I've always told my friends ( a bit of wisdom from an old white man.), "Pay attention, you never know when you're a witness to significant history." I often recall my Dad taking me to a minor league baseball game in Minneapolis to see a young kid named Willie Mays. Actually, the attraction was some major leaguer who was playing his way back into shape before being called up. Mays was playing to earn his way up to the big leagues. The next time I saw him play in person was in the 1954 World Series in Cleveland.
This week I think I witnessed one of those historic, "I was there when it started"moments. My friends Janet and John Brownson and I were having our traditional after gym breakfast. We were finished eating, enjoying our conversation and coffee when the waitress came up to the table with two coffee pots in hand and said to John, "Did you want decaf?"
I have to explain something about John. He fancies himself a comic for good reason. He's one of those people that can take shorthand language and mock it by stating it as literal conversation. For instance, if you mock John for being bald, he will quickly remind you that he isn't bald, but he shaves his head by choice. He can claim that he could afford a new truck, but he chooses to drive two older vehicles, one for his tools and another for....? I forget why, but the excuse sounds logical when he says it.
Remeber when Trump's second wife used to refer to him as The Donald? Very often John acts like a guy we might call The John.

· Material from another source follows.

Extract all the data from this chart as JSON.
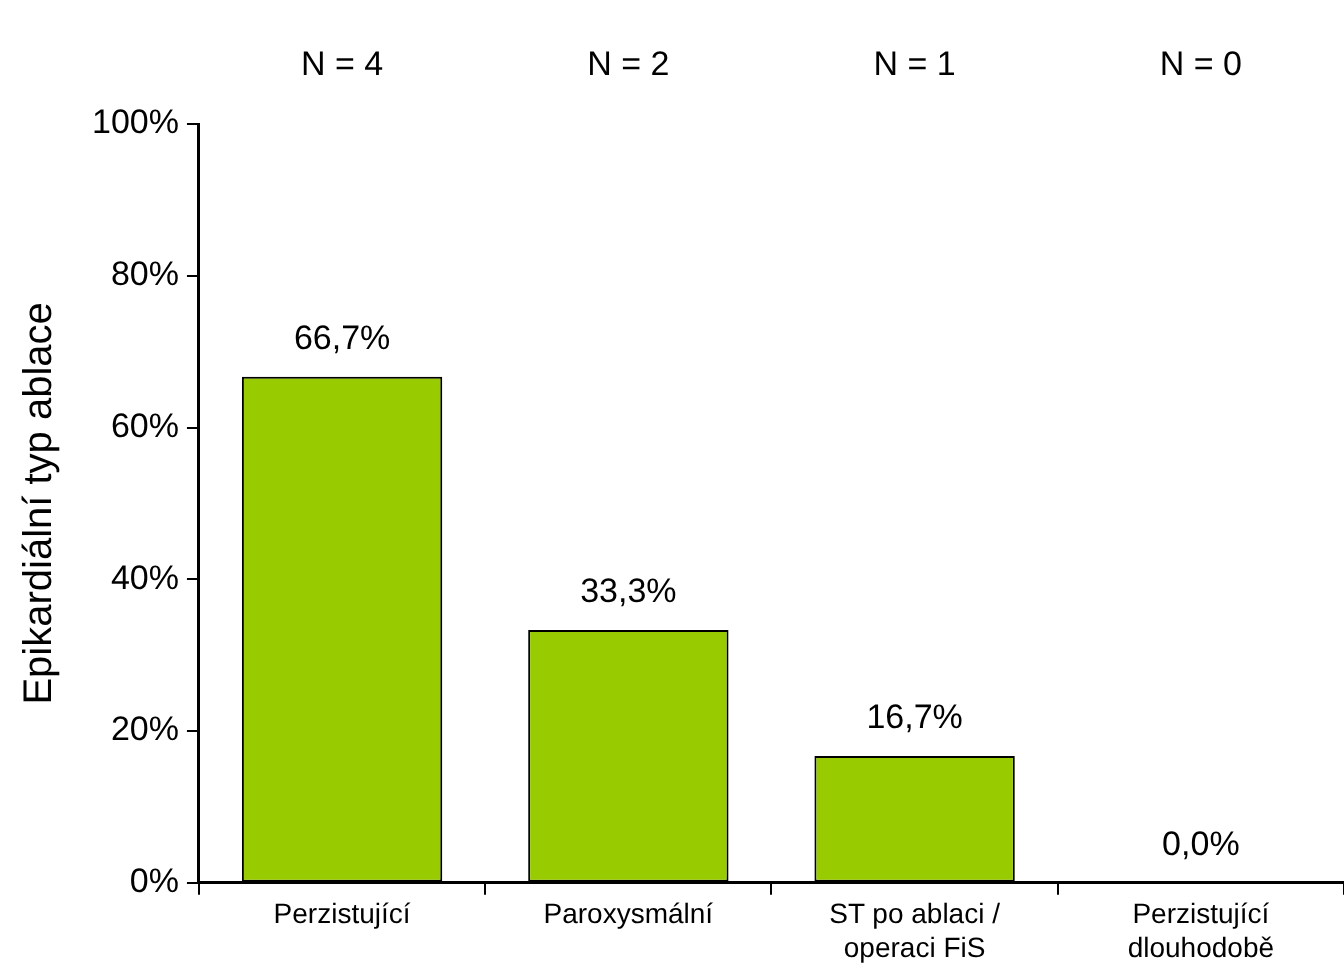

He's got an answer for questions nobody ever asks and he will share that knowledge with you at the drop of a hat. He has an air of bucolic superiority that he's earned and deserves. He's also my oldest and best friend, so I can't be open-minded about him.
Back to our breakfast table. Pam, our waitress, asked him if he wanted Decaff coffee. He answered, "If I wanted decaf, I would have asked for more water." We chuckled. Then he brightened up and said, "It doesn't have sugar either." Janet mentioned the lack of calories. I threw no gluten into the pot. I forget the order and the source, but salt, vitamins, chlorine, salmonella were introduced as elements that would be missing from our new product. We could market it. What to name it? We decided to give credit where credit is due. We would market as, "Water from The John."
I'm always open to questions and comments. I leave you today as you found me this morning or whenever you read or delete this post, confused and hopelessly naive.
Poppa Jeff, holder of the pitching wedge and ruler of...we're working on that.